Hummus has been a consistent snack in my life since then but up until recently, I always purchased it pre-made from the grocery store. As it grew in popularity, it became more expensive and I found myself wanting to make my own to save money and also experiment with flavors.
After a couple of tries at roasted red pepper and jalapeno-cilantro, I realized I needed to master a good “plain” recipe. I experimented a bit and the final result is great – smooth, slightly tangy and always satisfying. This hummus is always a hit at a parties and I make it often for my husband and I to have as a healthy snack during the week.

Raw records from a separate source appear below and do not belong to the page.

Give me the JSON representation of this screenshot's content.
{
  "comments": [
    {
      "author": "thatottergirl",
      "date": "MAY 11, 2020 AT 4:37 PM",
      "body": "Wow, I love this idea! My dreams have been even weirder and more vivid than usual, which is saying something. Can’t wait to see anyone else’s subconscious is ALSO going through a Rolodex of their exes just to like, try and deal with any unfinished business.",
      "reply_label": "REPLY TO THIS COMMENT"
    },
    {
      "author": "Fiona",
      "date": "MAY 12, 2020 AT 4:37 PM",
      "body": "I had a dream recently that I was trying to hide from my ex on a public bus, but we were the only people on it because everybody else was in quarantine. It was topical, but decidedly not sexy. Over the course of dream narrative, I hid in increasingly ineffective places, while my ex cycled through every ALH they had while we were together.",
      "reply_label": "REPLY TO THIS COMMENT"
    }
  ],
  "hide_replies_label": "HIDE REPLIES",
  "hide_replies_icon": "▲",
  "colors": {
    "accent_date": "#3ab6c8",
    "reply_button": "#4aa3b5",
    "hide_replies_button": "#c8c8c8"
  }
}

The ingredients are simple and, with the exception of tahini, likely to already be in your pantry! Tahini is a sesame paste that gives hummus it’s characteristic nutty-flavor and smooth texture. You can find it in the international section of most major grocery stores and at speciality shops.
I place all the ingredients in the food processor. Many recipes do batches and add the olive oil later, but I have found my method to produce great results. And it’s easier and faster. 😉
I let the food processor run for at least 2 full minutes to get a smoother texture.
I add extra-virgin olive oil and a pinch of smoked paprika when serving. Enjoy!
- 1 15 oz. can of chickpeas, drained and rinsed
- 1 clove of garlic, minced or 1/2 teaspoon of the pre-minced, jarred garlic
- 1/3 cup freshly squeezed lemon juice
- 1/8 cup tahini paste
- 2 tablespoons of extra-virgin olive oil
- 1/2 teaspoon salt (or more, to taste)
- 1 1/4 tsp ground cumin
- Olive oil and smoked paprika, for serving (optional)
- Combine all ingredients in a food processor or blender and process until desired smoothness is reached (about 2 minutes)
- Serve with vegetables, pita bread, etc.